Cape Town-based black empowerment shipping company, Marine Bulk Carriers (MBC), has just invested R300 million in a new anchor handling tug and supply vessel, and it is hoped that it will be able to sail under an SA flag and with an SA crew.
But those two hopes are “still very much an act of faith”, according to MBC director, Jan Rabie.
The legislation attracting a shipowner to register a vessel locally is not yet in place, he told FTW.
However, he also pointed out that, within the department of transport (DoT), there was a technical review committee that was supposed to be sorting out such urgent issues – including the proposed tonnage tax as an incentive to shipowners to register their vessels locally.
But Rabie’s act of faith is going to have to be strong, because getting all the relevant legislation amended appropriately is likely to take some time, and overcome some equally strong objections from affected parties.
According to Shepstone & Wylie partner, Shane Dwyer – one of SA’s most knowledgeable authorities on shipping laws – a first step would be to amend the Ship Registration Act.
It was last “significantly amended”, he told FTW, on April 25, 2003 – when it imposed changes on the regime of ship ownership, registration and mortgage in SA, and made the Ship’s Register available to vessels majority owned by SA nationals. It also opened the SA register to bareboat charters inwards.
“This,” said Dwyer, “changed whole face of the thing.” But it still didn’t offer all the benefits that a shipowner would be looking for in local registry of a vessel.
It would effectively allow Rabie to register his tug under the SA flag. What it wouldn’t do, Dwyer added, would be to offer the tax incentives available under other ship’s registers, and that’s a vital consideration when you have R300m committed to a vessel, and then all the running costs once it goes into service.
First there’s the local crewing issue. That would require certain amendments to the Merchant Shipping Act and various sub-acts under it, and the SA Maritime Safety Authority (Samsa) Act. But, Dwyer added, “there would probably be bits of the Labour Act that would come into it as well”.
But all this raises other problems, according to a 2011 DoT SA maritime transport sector study.
“In order to create employment through national shipping, subsidies for crew costs will need to be forthcoming in SA, or the labour unions will need to compromise on remuneration…” it said.

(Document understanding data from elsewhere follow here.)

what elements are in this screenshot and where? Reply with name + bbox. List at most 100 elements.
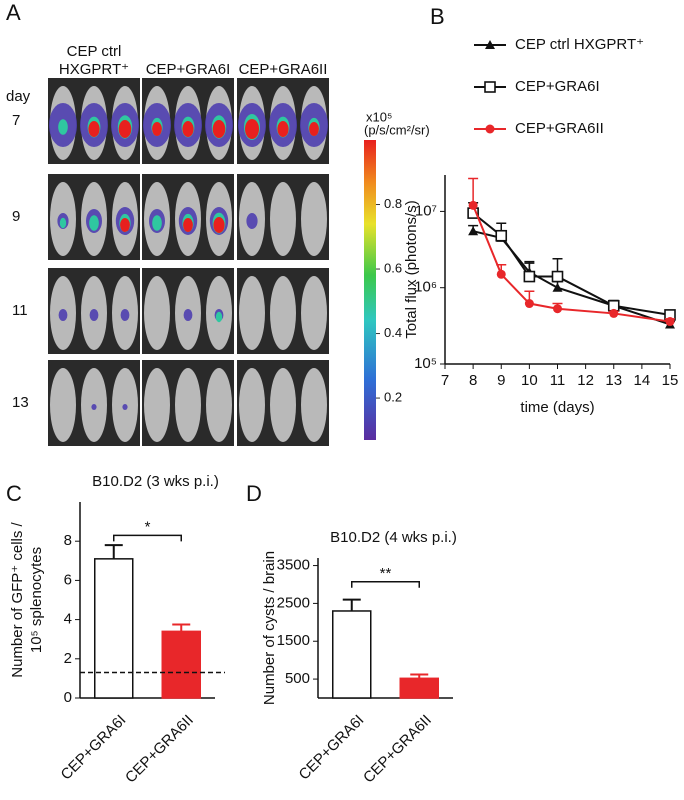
day-label: 7	[12, 112, 20, 129]
colorbar-unit: (p/s/cm²/sr)	[364, 122, 430, 137]
signal	[120, 309, 130, 321]
x-tick-label: CEP+GRA6II	[360, 712, 435, 787]
day-label: 13	[12, 394, 29, 411]
marker	[495, 229, 508, 242]
signal	[183, 218, 193, 232]
signal	[309, 122, 319, 136]
legend-label: CEP+GRA6II	[515, 120, 604, 137]
y-tick-label: 2	[64, 650, 72, 667]
signal	[58, 309, 68, 321]
signal	[152, 215, 162, 231]
signal	[58, 119, 68, 135]
signal	[122, 404, 128, 410]
signal	[245, 119, 259, 139]
mouse	[270, 276, 296, 350]
panel-letter: D	[246, 481, 262, 506]
error-bar	[172, 623, 191, 632]
signal	[120, 218, 130, 232]
mouse	[301, 182, 327, 256]
mouse	[270, 368, 296, 442]
mouse	[301, 276, 327, 350]
colorbar-tick-label: 0.8	[384, 196, 402, 211]
x-tick-label: 14	[634, 372, 651, 389]
row-title: day	[6, 88, 31, 105]
y-tick-label: 8	[64, 532, 72, 549]
bar	[161, 630, 201, 699]
mouse	[206, 368, 232, 442]
group-label: CEP ctrl HXGPRT⁺	[59, 43, 129, 78]
x-tick-label: CEP+GRA6II	[122, 712, 197, 787]
y-axis-label: Total flux (photons/s)	[403, 200, 420, 338]
chart-title: B10.D2 (4 wks p.i.)	[330, 529, 457, 546]
mouse	[175, 368, 201, 442]
marker	[468, 226, 479, 236]
y-tick-label: 3500	[277, 557, 310, 574]
colorbar-tick-label: 0.4	[384, 325, 402, 340]
signal	[88, 121, 100, 137]
mouse	[301, 368, 327, 442]
signal	[118, 120, 132, 138]
mouse	[144, 276, 170, 350]
panel-letter: A	[6, 0, 21, 25]
marker	[665, 317, 675, 327]
significance-label: *	[145, 518, 151, 535]
marker	[484, 81, 496, 93]
bar	[332, 610, 372, 699]
y-tick-label: 4	[64, 611, 72, 628]
x-tick-label: CEP+GRA6I	[296, 712, 368, 784]
x-tick-label: 10	[521, 372, 538, 389]
panel-letter: B	[430, 4, 445, 29]
x-tick-label: 7	[441, 372, 449, 389]
x-tick-label: 15	[662, 372, 679, 389]
x-tick-label: 12	[577, 372, 594, 389]
x-tick-label: 9	[497, 372, 505, 389]
x-tick-label: 8	[469, 372, 477, 389]
colorbar-tick-label: 0.6	[384, 260, 402, 275]
legend-label: CEP+GRA6I	[515, 78, 600, 95]
y-tick-label: 10⁷	[415, 202, 437, 219]
colorbar-unit: x10⁵	[366, 109, 392, 124]
bar	[399, 677, 439, 699]
day-label: 11	[12, 302, 28, 319]
signal	[152, 122, 162, 136]
signal	[91, 404, 97, 410]
marker	[496, 269, 506, 279]
mouse	[144, 368, 170, 442]
signal	[89, 215, 99, 231]
marker	[551, 270, 564, 283]
y-axis-label: 10⁵ splenocytes	[28, 547, 45, 653]
signal	[215, 311, 223, 323]
marker	[553, 304, 562, 314]
error-bar	[342, 598, 361, 611]
colorbar	[364, 140, 376, 440]
colorbar-tick-label: 0.2	[384, 390, 402, 405]
significance-bracket	[113, 534, 182, 542]
marker	[485, 40, 495, 49]
signal	[277, 121, 289, 137]
marker	[468, 200, 478, 210]
y-axis-label: Number of cysts / brain	[261, 551, 278, 705]
signal	[212, 120, 226, 138]
bar	[94, 558, 134, 699]
signal	[182, 121, 194, 137]
y-tick-label: 1500	[277, 632, 310, 649]
x-tick-label: 11	[550, 372, 566, 389]
panel-letter: C	[6, 481, 22, 506]
x-axis-label: time (days)	[520, 399, 594, 416]
signal	[213, 217, 225, 233]
error-bar	[104, 544, 123, 559]
mouse	[270, 182, 296, 256]
y-tick-label: 500	[285, 670, 310, 687]
x-tick-label: CEP+GRA6I	[58, 712, 130, 784]
marker	[609, 308, 619, 318]
x-tick-label: 13	[605, 372, 622, 389]
y-axis-label: Number of GFP⁺ cells /	[9, 521, 26, 677]
mouse	[239, 368, 265, 442]
group-label: CEP+GRA6II	[239, 61, 328, 78]
signal	[183, 309, 193, 321]
day-label: 9	[12, 208, 20, 225]
y-tick-label: 2500	[277, 594, 310, 611]
y-tick-label: 10⁵	[414, 355, 437, 372]
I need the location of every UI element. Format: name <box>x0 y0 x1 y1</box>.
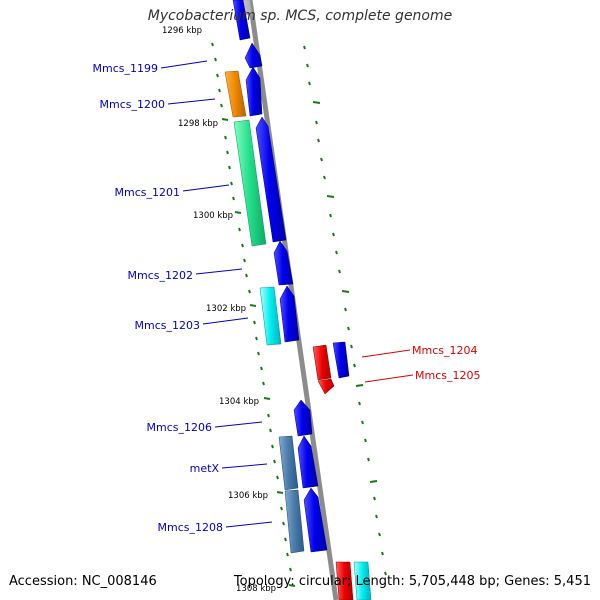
feature-block-mmcs-1203[interactable] <box>259 286 282 346</box>
kbp-label-1306: 1306 kbp <box>228 491 268 501</box>
gene-arrow-mmcs-1205[interactable] <box>317 378 335 395</box>
gene-arrow-mmcs-1204[interactable] <box>332 341 350 379</box>
feature-block-mmcs-1208[interactable] <box>284 489 305 554</box>
gene-arrow-mmcs-1208[interactable] <box>303 487 328 553</box>
gene-label-mmcs-1208[interactable]: Mmcs_1208 <box>158 521 223 534</box>
gene-label-mmcs-1199[interactable]: Mmcs_1199 <box>93 62 158 75</box>
feature-block-metx-a[interactable] <box>278 435 299 491</box>
accession-label: Accession: NC_008146 <box>9 574 157 589</box>
gene-arrow-mmcs-1203[interactable] <box>279 285 300 343</box>
gene-arrow-mmcs-1201[interactable] <box>255 116 287 243</box>
gene-label-mmcs-1205[interactable]: Mmcs_1205 <box>415 369 480 382</box>
feature-block-mmcs-1201[interactable] <box>233 119 267 247</box>
feature-block-bottom-red[interactable] <box>335 561 354 600</box>
gene-label-leaders <box>160 60 414 528</box>
gene-arrow-metx[interactable] <box>297 435 319 489</box>
gene-label-mmcs-1201[interactable]: Mmcs_1201 <box>115 186 180 199</box>
cds-features-forward <box>232 0 328 553</box>
feature-block-mmcs-1200[interactable] <box>224 70 247 118</box>
gene-arrow-mmcs-1200[interactable] <box>245 66 263 117</box>
feature-block-bottom-cyan[interactable] <box>353 561 372 600</box>
feature-block-mmcs-1204[interactable] <box>312 344 332 381</box>
gene-label-mmcs-1202[interactable]: Mmcs_1202 <box>128 269 193 282</box>
kbp-label-1296: 1296 kbp <box>162 26 202 36</box>
gene-label-mmcs-1206[interactable]: Mmcs_1206 <box>147 421 212 434</box>
gene-arrow-mmcs-1202[interactable] <box>273 240 294 286</box>
gene-label-metx[interactable]: metX <box>190 462 220 475</box>
kbp-label-1298: 1298 kbp <box>178 119 218 129</box>
kbp-label-1308: 1308 kbp <box>236 584 276 594</box>
gene-label-mmcs-1200[interactable]: Mmcs_1200 <box>100 98 165 111</box>
kbp-label-1300: 1300 kbp <box>193 211 233 221</box>
outer-scale-ticks <box>303 45 387 576</box>
gene-label-mmcs-1204[interactable]: Mmcs_1204 <box>412 344 477 357</box>
gene-arrow-mmcs-1206[interactable] <box>293 399 313 437</box>
kbp-label-1304: 1304 kbp <box>219 397 259 407</box>
kbp-label-1302: 1302 kbp <box>206 304 246 314</box>
map-title: Mycobacterium sp. MCS, complete genome <box>147 8 453 24</box>
gene-arrow-upstream[interactable] <box>232 0 251 41</box>
gene-label-mmcs-1203[interactable]: Mmcs_1203 <box>135 319 200 332</box>
gene-arrow-mmcs-1199[interactable] <box>244 42 263 69</box>
genome-summary: Topology: circular; Length: 5,705,448 bp… <box>233 574 591 589</box>
inner-scale-ticks <box>211 42 296 587</box>
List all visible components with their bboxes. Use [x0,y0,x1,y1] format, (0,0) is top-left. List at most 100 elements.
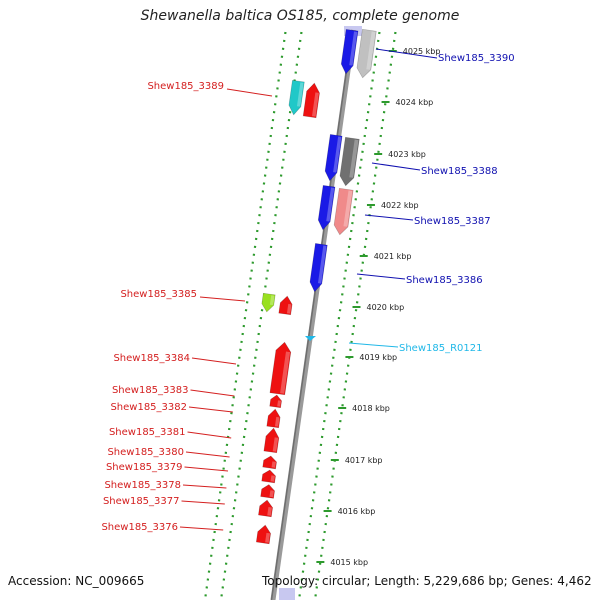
callout-Shew185_3376-leader [179,526,224,531]
tick-label: 4020 kbp [366,303,404,312]
frame-dotted-line-outer-left [204,31,287,599]
gene-Shew185_3384-highlight [280,351,291,394]
callout-Shew185_3383-label: Shew185_3383 [112,385,189,396]
gene-Shew185_3380-body [262,455,277,470]
tick-label: 4016 kbp [338,507,376,516]
gene-Shew185_3380-highlight [271,461,276,468]
gene-Shew185_3386 [309,243,328,293]
gene-Shew185_3379-highlight [270,475,275,482]
gene-blue-upper-highlight [333,136,342,173]
callout-3389-label: Shew185_3389 [147,81,224,92]
genome-backbone-shadow [270,29,353,600]
gene-Shew185_3387 [333,187,354,236]
gene-Shew185_3378-body [260,484,275,499]
gene-Shew185_3388-highlight [349,139,359,178]
gene-Shew185_3389-body [288,79,305,116]
callout-Shew185_3379-label: Shew185_3379 [106,462,183,473]
tick-label: 4019 kbp [359,353,397,362]
gene-Shew185_3382-body [266,408,281,429]
gene-blue-upper [324,134,343,182]
gene-Shew185_3385-highlight [269,295,275,306]
gene-Shew185_3377-body [258,499,273,518]
tick-label: 4015 kbp [330,558,368,567]
gene-Shew185_3377 [258,499,273,518]
gene-Shew185_3383-highlight [277,400,282,407]
callout-R0121-leader [348,342,399,348]
gene-blue-top-highlight [349,31,358,66]
gene-Shew185_3377-highlight [267,507,272,516]
gene-Shew185_3378-highlight [269,490,274,498]
gene-Shew185_3381-highlight [272,437,279,452]
callout-Shew185_3382-leader [188,406,233,413]
gene-Shew185_3389 [288,79,305,116]
gene-Shew185_3379 [261,469,276,484]
callout-Shew185_3380-leader [185,451,230,458]
gene-Shew185_3390 [356,28,377,79]
callout-Shew185_3380-label: Shew185_3380 [107,447,184,458]
gene-blue-top [340,29,359,75]
callout-Shew185_3381-leader [187,431,232,439]
callout-Shew185_3376-label: Shew185_3376 [101,522,178,533]
gene-Shew185_3376-highlight [265,532,270,543]
gene-Shew185_3387-body [333,187,354,236]
gene-Shew185_3379-body [261,469,276,484]
tick-label: 4017 kbp [345,456,383,465]
gene-red-near-3385-body [278,295,293,316]
tick-label: 4024 kbp [396,98,434,107]
genome-backbone-line [270,29,357,600]
gene-Shew185_3380 [262,455,277,470]
map-title: Shewanella baltica OS185, complete genom… [140,8,460,24]
callout-3388-leader [371,162,421,171]
callout-3385-leader [199,296,246,302]
gene-Shew185_3382 [266,408,281,429]
callout-Shew185_3381-label: Shew185_3381 [109,427,186,438]
gene-Shew185_3388-body [339,136,360,187]
gene-Shew185_3384-body [269,341,292,396]
gene-Shew185_3385-body [261,292,276,313]
callout-3390-label: Shew185_3390 [438,53,515,64]
callout-3387-leader [364,214,414,221]
gene-blue-mid-highlight [326,187,335,222]
tick-label: 4021 kbp [374,252,412,261]
callout-3389-leader [226,88,273,97]
gene-Shew185_3382-highlight [274,416,280,427]
tick-label: 4022 kbp [381,201,419,210]
gene-red-near-3389 [302,82,320,119]
callout-R0121-label: Shew185_R0121 [399,343,483,354]
callout-Shew185_3379-leader [184,466,229,472]
gene-Shew185_3388 [339,136,360,187]
callout-3386-leader [356,273,406,280]
gene-Shew185_3390-highlight [366,31,376,70]
topology-text: Topology: circular; Length: 5,229,686 bp… [262,574,592,588]
gene-blue-mid [317,185,336,231]
backbone-bottom-block [279,588,295,600]
callout-Shew185_3378-leader [182,484,227,489]
gene-Shew185_3384 [269,341,292,396]
callout-3388-label: Shew185_3388 [421,166,498,177]
gene-Shew185_R0121 [305,336,316,341]
callout-3386-label: Shew185_3386 [406,275,483,286]
gene-Shew185_3381 [263,427,280,454]
gene-Shew185_3378 [260,484,275,499]
gene-Shew185_3383 [269,394,282,409]
callout-3385-label: Shew185_3385 [120,289,197,300]
gene-Shew185_3385 [261,292,276,313]
callout-Shew185_3378-label: Shew185_3378 [104,480,181,491]
gene-Shew185_3389-highlight [296,82,304,107]
gene-blue-top-body [340,29,359,75]
gene-red-near-3389-body [302,82,320,119]
gene-Shew185_3376 [255,524,271,545]
tick-label: 4025 kbp [403,47,441,56]
gene-blue-upper-body [324,134,343,182]
accession-text: Accession: NC_009665 [8,574,145,588]
callout-Shew185_3377-label: Shew185_3377 [103,496,180,507]
gene-Shew185_3386-body [309,243,328,293]
callout-Shew185_3377-leader [181,500,225,505]
callout-Shew185_3384-leader [191,357,237,365]
gene-red-near-3385 [278,295,293,316]
gene-Shew185_3387-highlight [343,190,353,227]
callout-3390-leader [375,48,438,59]
gene-red-near-3389-highlight [312,92,319,117]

But, it carried on: “It is unlikely that lower remuneration will be acceptable to local seafarers, while subsidies would surely lead to claims from employers in other industries.”
Then there’s the tonnage tax and other tax incentives required to make the SA Ship’s Register competitive.
This, according to Dwyer, would require changes to SA Revenue Service (Sars) legislation, like the Revenue Act.
The present status of this process of designing a tonnage tax in SA, according to the DoT’s 2011 study, is that the tax design unit in the Department of Finance is investigating its implications and the other fiscal measures that would be required to make the package of taxes attractive.
And, the report added: “The unit seems to have a pragmatic view. Since shipping currently yields little or no local tax revenue, the package of taxes to attract local registration and ownership might be set at a nominal (i.e. very low) rate only.”
But Dwyer begged to differ, and felt that Sars would not be too keen to see money escaping its clutches, and that it would require a cabinet order for it to accept such minimal revenue.
The DoT also suggested a final requirement for making local ship’s registration attractive. The Admiralty Jurisdiction Regulation Act, it said, should be amended as soon as possible in order to improve the prospects for mortgaging ships on the SA Ship Register. Especially, it added, since the need for the amendment “was initially identified and advocated in 1993”.
So Rabie’s act of faith, as you can see, will require a considerable amount of tweaking of an imposing number of major acts – and all Dwyer’s “ripple effects” that each change introduces through other acts.
Rabie is however not put off the idea of his R300m tug, and the SA flag is not a critical issue. “If flagging it under the SA flag doesn’t come off in time (the vessel is due to be delivered in 2015) we will simply go to an open register. And we can sail under that flag until they get all their ducks in line.”
And it’s not going to distract MBC from attacking its potential market.
“We’re looking at the offshore oil and gas industry,” said Rabie. “Namibia, which is our base, and Mozambique – where there have been massive oil and gas finds recently – will be our initial focus.
“And, obviously, there is room to build an SA tug into that area of operation.”
* An abridged version of this article appeared in sister print publication, FTW, on June 21.